Podczas długich jazd codziennych jedno smarowanie starczało nam na ok. 5 dni użytkowania, czyli mniej więcej 400-500km. Cena smaru wynosi 16,90zł (75ml).

Na mokro
Po powrocie z naszych wojaży na Półwyspie Iberyjskim przydał się z kolei TF2 Extreme. Pogoda w Polsce nie rozpieszczała, warto było więc zastosować smar Weldtite przeznaczony do łańcucha pracującego w mokrych warunkach. Syntetyczny środek charakteryzował się wysoką trwałością. Podczas deszczowych jazd warstwa ochronna na łańcuchu nie zmywała się przez cały czas trwania 2-2,5 godzinnego treningu. Dzięki niej woda była szybko wypierana z powierzchni ogniw, a działanie napędu było optymalne, oczywiście na tyle, na ile może tego wymagać podczas jazdy w podobnych warunkach.

 


Wet Extreme posiada specjalne dodatki, które mają za zadanie poprawiać wydajność pracy łańcucha w mokrych warunkach. Ich zastosowanie ma przyczyniać się do zmniejszenia strat powstałych w wyniku tarcia wilgotnych ogniw o powierzchnię zębatek kasety oraz tarcz. W praktyce zauważyliśmy to w ten sposób, że nie było słychać, charakterystycznej dla niektórych smarów, głośnej pracy napędu w trakcie mokrej jazdy.

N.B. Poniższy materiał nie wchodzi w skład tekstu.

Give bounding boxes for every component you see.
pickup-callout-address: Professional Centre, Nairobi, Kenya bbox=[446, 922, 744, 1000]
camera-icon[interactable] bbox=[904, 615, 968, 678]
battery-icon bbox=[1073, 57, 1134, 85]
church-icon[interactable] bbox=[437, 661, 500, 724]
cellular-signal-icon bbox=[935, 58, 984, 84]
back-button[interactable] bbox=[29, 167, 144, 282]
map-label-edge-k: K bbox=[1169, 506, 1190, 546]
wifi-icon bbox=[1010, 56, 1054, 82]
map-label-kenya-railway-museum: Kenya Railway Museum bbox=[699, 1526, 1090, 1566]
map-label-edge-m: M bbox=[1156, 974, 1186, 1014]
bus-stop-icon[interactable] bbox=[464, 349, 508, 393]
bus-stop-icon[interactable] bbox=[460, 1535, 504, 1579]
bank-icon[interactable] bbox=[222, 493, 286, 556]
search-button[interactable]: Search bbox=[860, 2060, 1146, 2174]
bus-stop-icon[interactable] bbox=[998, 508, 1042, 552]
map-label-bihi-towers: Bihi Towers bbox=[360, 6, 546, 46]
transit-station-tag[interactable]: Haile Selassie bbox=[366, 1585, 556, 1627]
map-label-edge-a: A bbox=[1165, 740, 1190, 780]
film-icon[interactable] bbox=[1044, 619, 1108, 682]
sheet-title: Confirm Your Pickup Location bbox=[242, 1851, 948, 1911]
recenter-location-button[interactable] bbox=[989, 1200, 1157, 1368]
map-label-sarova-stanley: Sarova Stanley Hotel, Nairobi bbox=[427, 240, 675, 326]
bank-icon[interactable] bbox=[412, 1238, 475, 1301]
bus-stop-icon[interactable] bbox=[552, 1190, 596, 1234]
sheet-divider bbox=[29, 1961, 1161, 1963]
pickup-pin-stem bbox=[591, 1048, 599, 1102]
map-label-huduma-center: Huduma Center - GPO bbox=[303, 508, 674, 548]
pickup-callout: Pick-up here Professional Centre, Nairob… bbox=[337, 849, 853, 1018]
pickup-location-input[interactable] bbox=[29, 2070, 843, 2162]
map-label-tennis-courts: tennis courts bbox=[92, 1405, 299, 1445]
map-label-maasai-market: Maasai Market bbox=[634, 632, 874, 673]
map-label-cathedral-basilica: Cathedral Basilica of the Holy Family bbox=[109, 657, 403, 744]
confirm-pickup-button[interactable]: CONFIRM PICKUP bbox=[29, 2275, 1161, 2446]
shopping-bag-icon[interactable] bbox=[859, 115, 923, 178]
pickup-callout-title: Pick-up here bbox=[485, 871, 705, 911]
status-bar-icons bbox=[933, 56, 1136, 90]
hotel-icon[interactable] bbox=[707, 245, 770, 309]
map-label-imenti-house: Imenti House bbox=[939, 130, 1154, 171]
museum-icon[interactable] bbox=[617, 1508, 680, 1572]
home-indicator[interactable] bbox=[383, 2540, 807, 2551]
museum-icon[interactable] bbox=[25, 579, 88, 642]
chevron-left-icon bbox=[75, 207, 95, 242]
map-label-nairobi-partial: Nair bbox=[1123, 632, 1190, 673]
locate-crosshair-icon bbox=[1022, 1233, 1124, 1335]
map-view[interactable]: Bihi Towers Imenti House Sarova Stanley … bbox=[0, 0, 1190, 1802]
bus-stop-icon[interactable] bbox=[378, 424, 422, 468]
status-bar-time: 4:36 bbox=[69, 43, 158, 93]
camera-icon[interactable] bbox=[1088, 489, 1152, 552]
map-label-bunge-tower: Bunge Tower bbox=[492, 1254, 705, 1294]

Smar ten jest nieco bardziej gęsty niż TF2 Plus, dzięki czemu jego właściwości na dłuższy czas pozostają niezmienne, zwłaszcza w trakcie pracy w deszczu. Koszt smaru to również 16,90zł (75ml).

 

 


Wosk
TF2 Dry Wax to z kolei profesjonalny wosk parafinowy do łańcucha, który stosujemy w warunkach suchych. Zawiera specjalny środek o nazwie Krytox. Bardzo łatwo usuwa się go z powierzchni łańcucha. Odznacza się również niskim współczynnikiem oporów toczenia oraz zapobiega korozji. W praktyce stosuje się go jako warstwa zewnętrzna, która osłania wewnętrzną warstwę smaru silikonowego. Penetruje łańcuch i wypłukuje brud, co zauważyliśmy w trakcie długotrwałego użytkowania. Można powiedzieć, że przedłuża działanie smaru wewnętrznego o jakieś 20-30%, a jednocześnie poprawia jego wydajność.

Sprawdzał się szczególnie w trakcie jazdy w deszczu, ponieważ dodatkowo powodował większe wypieranie wody z powierzchni ogniw. Cena Dry Wax to 31,90zł (125ml).